Dangling the cash above their heads — “If WFP can describe on this Twitter thread exactly how $6B will solve world hunger, I will sell Tesla stock right now and do it,” Musk tweeted in reply to someone else’s aspersions to Beasley’s request, adding the stipulation that “it must be open source accounting, so the public sees precisely how the money is spent.”

Ignoring for a moment the fact that, yes, of course the U.N. would provide accounting for those funds, especially when coming from the world’s richest man, this whole thing is such an obvious and gross way to discount the work of countless people combatting global famine. Do NGOs sometimes misappropriate and misuse funds? Yeah, sure. So do goddamn multibillionaires.
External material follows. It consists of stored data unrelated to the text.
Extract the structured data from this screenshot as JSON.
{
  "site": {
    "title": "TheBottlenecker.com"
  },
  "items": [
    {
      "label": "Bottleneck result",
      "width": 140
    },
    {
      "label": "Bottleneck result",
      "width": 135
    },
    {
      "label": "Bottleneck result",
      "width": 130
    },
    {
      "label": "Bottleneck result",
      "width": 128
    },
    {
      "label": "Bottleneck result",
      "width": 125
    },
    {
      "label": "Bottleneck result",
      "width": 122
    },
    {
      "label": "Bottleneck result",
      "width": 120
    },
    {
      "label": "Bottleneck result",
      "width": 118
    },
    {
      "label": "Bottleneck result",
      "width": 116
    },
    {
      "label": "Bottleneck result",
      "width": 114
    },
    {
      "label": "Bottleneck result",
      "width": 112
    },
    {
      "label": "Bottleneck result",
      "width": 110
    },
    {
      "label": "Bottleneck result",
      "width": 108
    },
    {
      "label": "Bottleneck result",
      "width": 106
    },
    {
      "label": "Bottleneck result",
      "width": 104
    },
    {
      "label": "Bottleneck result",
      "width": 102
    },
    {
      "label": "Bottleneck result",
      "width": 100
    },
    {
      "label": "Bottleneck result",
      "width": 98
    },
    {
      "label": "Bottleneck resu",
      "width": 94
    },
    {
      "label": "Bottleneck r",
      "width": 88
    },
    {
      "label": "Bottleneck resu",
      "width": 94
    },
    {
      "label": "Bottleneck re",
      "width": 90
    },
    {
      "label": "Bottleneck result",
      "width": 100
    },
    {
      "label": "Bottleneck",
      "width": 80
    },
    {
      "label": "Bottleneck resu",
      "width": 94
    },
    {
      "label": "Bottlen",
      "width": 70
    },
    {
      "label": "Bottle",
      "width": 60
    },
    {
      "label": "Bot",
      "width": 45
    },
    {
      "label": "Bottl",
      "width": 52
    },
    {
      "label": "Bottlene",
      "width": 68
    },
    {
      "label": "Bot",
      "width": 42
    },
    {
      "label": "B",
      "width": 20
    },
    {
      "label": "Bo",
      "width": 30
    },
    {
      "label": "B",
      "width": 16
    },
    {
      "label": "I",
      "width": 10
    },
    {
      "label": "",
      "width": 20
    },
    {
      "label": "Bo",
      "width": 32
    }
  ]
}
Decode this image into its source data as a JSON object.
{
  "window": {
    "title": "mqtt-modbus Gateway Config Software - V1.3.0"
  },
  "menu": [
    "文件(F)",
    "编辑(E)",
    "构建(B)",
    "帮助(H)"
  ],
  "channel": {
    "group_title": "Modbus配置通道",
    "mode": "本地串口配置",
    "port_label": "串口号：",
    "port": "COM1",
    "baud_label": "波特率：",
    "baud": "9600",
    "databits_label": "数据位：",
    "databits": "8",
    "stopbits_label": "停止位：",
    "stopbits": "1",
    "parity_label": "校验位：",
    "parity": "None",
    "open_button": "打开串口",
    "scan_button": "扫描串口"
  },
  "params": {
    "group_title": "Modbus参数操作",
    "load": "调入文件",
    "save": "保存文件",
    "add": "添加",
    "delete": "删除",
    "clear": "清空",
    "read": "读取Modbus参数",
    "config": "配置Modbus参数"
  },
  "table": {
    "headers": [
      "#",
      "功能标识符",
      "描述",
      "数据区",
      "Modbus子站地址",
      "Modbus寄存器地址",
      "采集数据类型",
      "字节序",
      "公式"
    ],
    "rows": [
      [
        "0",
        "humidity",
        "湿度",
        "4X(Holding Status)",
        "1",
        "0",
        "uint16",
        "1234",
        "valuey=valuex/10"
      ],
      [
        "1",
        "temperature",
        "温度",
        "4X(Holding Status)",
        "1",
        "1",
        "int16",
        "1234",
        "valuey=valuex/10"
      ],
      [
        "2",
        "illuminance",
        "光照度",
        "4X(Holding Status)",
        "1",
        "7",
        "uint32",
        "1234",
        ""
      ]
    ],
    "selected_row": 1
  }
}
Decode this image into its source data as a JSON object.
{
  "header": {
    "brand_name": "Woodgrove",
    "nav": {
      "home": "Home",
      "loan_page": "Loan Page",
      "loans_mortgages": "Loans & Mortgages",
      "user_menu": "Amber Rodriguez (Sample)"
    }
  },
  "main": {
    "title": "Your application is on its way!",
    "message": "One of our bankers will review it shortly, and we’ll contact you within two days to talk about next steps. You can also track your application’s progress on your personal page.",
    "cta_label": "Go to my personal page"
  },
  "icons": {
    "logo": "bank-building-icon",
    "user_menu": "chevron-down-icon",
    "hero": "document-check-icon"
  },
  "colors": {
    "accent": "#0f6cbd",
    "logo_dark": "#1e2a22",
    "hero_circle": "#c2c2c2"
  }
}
Polite response met with even more BS — In response, WFP director David Beasley showed the very essence of digital restraint by responding to Musk’s holier-than-thou tweets, clarifying that of course $6 billion won’t survive the eternal human problem of inequality, but it can directly help save the aforementioned 42 million lives at stake, 3.2 million of whom are children. “Let’s talk: It isn’t as complicated as Falcon Heavy, but too much at stake to not at least have a conversation. I can be on the next flight to you. Throw me out if you don’t like what you hear!” Beasley added.

Did Musk take him up on his plea? Of course he damn didn’t. He’s Elon Musk, the world’s wealthiest dillweed. “Please publish your current & proposed spending in detail so people can see exactly where money goes. Sunlight is a wonderful thing,” Musk responded.